Nous découvrons avec effroi que même dans une république libre, la liberté n’est jamais acquise. Nous devons lutter pour la conserver, pour asseoir sa légitimité. La liberté de la presse, la liberté de pensée, la liberté d’expression, ce sont des valeurs qu’un journaliste doit être fier de porter. Aujourd’hui plus que jamais, je me sens proche du métier que j’exerce, je me sens fier d’être dans cette noble profession. Je n’aurai probablement jamais à souffrir ce qu’ont vécu les journalistes de Charlie Hebdo. Je ne travaille pas sur le même segment. Mais même à mon niveau, on subit aussi des pressions, on reçoit des menaces. Et on continue, persuadé que l’on doit se battre pour ce que l’on pense. Plus que jamais, je crois à l’engagement en tant que journaliste. Je crois qu’il y a des valeurs qu’il nous faut défendre, et parmi elles, celle de s’exprimer. Le dialogue doit être la seule solution aux désaccords. La violence est le fait des faibles et des lâches. J’ai mal aujourd’hui, mal au cœur pour Charb, pour Cabu, pour Wolinski et pour Tignous, que je n’ai jamais connus. Ils seront je l’espère le flambeau de la liberté de s’exprimer. N’oublions pas qu’ils sont morts en faisant ce en quoi ils croyaient. On n’avilit pas la République en tuant ses membres, en tuant ceux qui la font vivre, même indirectement. On la renforce.

Je ne saurais dire toute la tristesse qui s’empare de moi. Je ne peux expliquer ce sentiment. Mais j’ai l’impression physique, profondément physique, qu’on est tous aujourd’hui un peu Charlie. Sinon à quoi bon se lever tous les matins l’esprit plein de valeurs et de convictions?

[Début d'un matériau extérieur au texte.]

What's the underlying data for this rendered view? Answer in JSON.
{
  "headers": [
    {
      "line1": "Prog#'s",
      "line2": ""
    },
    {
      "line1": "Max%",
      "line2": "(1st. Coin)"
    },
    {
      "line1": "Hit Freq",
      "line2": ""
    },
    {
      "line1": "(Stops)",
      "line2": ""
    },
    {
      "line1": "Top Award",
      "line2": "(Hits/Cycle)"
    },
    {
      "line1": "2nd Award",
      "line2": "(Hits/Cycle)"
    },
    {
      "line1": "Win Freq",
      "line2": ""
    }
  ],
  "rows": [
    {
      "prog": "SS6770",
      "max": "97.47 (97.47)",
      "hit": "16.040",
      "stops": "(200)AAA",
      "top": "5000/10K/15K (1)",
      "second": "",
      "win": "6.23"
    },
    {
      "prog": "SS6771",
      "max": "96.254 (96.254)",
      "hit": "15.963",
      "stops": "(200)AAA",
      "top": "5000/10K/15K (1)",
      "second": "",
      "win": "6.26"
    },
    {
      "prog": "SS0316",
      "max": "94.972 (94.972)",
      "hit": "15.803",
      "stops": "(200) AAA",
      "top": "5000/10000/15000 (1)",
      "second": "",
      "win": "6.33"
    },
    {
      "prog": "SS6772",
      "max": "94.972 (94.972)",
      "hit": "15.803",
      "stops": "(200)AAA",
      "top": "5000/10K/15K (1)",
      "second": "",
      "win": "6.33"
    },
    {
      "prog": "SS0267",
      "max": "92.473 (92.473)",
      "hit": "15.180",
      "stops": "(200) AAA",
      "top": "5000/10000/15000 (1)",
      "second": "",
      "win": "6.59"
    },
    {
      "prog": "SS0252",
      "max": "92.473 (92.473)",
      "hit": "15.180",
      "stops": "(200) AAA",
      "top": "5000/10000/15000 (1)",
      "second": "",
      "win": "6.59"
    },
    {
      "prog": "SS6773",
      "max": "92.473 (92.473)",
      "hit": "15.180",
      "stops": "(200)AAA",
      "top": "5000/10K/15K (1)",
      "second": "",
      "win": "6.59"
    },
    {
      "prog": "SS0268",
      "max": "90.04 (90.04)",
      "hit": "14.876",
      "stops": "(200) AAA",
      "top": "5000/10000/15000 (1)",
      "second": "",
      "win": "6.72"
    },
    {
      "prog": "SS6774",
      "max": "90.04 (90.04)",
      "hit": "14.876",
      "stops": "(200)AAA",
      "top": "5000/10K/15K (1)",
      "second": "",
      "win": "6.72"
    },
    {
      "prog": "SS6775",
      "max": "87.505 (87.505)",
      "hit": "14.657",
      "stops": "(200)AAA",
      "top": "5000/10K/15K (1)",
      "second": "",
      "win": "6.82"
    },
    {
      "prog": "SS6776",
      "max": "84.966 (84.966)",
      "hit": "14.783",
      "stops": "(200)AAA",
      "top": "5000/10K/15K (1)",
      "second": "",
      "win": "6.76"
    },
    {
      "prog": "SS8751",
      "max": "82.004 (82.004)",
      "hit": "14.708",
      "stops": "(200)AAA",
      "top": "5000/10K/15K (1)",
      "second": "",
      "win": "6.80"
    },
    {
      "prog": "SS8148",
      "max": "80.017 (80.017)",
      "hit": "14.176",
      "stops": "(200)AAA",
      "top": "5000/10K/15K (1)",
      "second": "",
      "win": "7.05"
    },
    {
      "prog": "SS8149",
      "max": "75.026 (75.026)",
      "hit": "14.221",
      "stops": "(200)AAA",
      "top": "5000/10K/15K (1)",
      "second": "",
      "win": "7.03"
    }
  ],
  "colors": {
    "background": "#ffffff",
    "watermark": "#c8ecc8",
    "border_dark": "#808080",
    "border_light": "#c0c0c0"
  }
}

Hommage et condoléances à ces personnalités qui ont succombé face à la terreur.

Grégoire Barbey

15:05 Publié dans Humeur | Lien permanent | Commentaires (3) |  Facebook | | | |

Commentaires

Vous n'allez tout de même pas devenir un salaud d'islamophobe comme moi, Barbey !?!

Écrit par : Victor-Liviu DUMITRESCU | 07/01/2015

Bravo Grégoire pour votre billet. Vous avez mis les bons mots sur ce que je ressens aussi.

Écrit par : Michael Dupertuis | 07/01/2015

Ces barbares du moyen-âge

ont éxécuté des dessinateurs de talent, dotés d'esprits brillants maniant nos connaissances universelles

les seuls qui, sur le terrain de l'humour et de la caricature, pouvaient encore exprimer un champ de liberté réclamé par l'esprit du citoyen démocrate,

que l'ensemble des dites démocraties représentées à l'ONU, confrontées aux marchés mondiaux, ne sont plus en mesure de gérer depuis que ni l'ONU ni l'UNESCO n'ont réussi à faire appliquer leurs propres résolutions.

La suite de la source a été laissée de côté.